Adli'nün feryâdını işitmiş işiginde yār

Hışm ile dimiş sürün ben ol gedâyı sevmezin

Padişahlığındaki güç kadar, mısralarında da anlam gücü sağlam olan önemli bir padişahımız da Yavuz Sultan Selim Han’dır.
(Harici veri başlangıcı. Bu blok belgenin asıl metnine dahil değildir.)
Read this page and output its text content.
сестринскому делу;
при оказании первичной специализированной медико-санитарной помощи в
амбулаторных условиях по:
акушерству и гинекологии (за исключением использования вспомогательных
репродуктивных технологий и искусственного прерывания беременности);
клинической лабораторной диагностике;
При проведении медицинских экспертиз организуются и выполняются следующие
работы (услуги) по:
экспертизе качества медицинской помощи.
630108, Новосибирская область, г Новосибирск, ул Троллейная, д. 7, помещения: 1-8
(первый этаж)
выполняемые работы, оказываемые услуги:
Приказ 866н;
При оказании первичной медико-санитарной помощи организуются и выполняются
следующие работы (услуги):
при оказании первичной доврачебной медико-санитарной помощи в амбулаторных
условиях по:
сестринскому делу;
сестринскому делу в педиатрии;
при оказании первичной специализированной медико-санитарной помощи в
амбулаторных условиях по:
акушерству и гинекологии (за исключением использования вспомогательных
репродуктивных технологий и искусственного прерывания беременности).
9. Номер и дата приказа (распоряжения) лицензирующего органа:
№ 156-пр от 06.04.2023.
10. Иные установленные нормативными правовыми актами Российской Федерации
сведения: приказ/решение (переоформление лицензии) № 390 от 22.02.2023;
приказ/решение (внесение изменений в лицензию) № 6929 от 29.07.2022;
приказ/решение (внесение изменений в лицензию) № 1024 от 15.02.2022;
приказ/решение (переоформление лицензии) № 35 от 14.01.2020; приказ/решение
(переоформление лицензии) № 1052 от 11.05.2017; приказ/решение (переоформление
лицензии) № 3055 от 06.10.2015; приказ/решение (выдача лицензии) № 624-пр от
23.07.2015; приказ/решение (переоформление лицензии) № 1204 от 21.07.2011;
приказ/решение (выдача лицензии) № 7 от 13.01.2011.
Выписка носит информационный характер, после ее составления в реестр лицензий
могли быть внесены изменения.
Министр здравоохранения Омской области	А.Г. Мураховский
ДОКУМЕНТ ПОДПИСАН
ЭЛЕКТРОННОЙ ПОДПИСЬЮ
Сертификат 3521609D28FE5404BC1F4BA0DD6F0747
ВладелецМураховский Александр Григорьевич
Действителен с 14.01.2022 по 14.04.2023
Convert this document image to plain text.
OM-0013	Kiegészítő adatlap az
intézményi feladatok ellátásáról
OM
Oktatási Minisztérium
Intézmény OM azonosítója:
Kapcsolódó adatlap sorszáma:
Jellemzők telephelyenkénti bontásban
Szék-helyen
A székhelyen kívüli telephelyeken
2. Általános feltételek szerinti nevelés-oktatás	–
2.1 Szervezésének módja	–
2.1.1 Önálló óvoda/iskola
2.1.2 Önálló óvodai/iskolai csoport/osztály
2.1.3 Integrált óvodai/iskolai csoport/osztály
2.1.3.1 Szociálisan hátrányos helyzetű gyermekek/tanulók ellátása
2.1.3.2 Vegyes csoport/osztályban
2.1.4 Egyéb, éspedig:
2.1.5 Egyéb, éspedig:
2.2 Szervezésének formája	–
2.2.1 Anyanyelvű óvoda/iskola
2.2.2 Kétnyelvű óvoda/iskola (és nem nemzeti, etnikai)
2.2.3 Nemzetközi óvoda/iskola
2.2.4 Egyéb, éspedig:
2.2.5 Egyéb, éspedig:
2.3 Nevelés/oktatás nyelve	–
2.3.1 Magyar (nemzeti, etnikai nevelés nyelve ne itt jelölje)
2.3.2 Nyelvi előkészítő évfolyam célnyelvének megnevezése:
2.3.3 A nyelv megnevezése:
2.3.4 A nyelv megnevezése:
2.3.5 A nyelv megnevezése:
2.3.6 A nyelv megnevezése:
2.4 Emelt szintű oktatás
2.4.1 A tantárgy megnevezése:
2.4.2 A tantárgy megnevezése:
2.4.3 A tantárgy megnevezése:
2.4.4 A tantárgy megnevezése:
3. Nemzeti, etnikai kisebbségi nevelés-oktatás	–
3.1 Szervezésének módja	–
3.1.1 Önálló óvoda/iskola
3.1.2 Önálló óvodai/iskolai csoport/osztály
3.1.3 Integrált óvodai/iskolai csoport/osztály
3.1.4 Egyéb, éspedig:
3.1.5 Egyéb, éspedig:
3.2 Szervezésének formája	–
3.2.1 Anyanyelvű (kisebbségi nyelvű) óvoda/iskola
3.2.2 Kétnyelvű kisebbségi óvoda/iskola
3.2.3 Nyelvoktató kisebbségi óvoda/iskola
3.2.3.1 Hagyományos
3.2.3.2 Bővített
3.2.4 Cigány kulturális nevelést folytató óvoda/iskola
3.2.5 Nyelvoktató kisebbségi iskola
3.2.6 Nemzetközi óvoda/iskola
Kendisi şiirlerinde “Selimi” mahlasını kullanmıştır.

Selim’i kınayanlar bilmez ıstırabımı

Şu canıma can katan canandan ayrı düştüm

Osmanlı Devleti’nde en uzun süre(46 yıl) tahtta kalan ve bıraktığı eserlerle Osmanlı tarihinde derin izler bırakan Kanuni Sultan Süleyman Han da şiirlerinde “Muhibbî” mahlasıyla karşımıza çıkar.

Ey Muhibbî âleme şâh olmadan

Dilberin olmak gedâsı hoş gelir

Kanuni’den sonra en çok gazel söyleyen sultan olarak bilinen Sultan III. Murad Han ise, şiirlerinde Muradî mahlasını kullanmıştır.

Murâdî nesne yok zâhir amelden

Velî âyîne-i ibret-nümâyuz

Her yönüyle kültürümüze ve tarihimize zengin bir miras bırakan şanlı ecdadımız Osmanlının, edebiyatta da önemli değerler ve izler bıraktığını bu örneklerdeki dizeler bizlere haber vermektedir.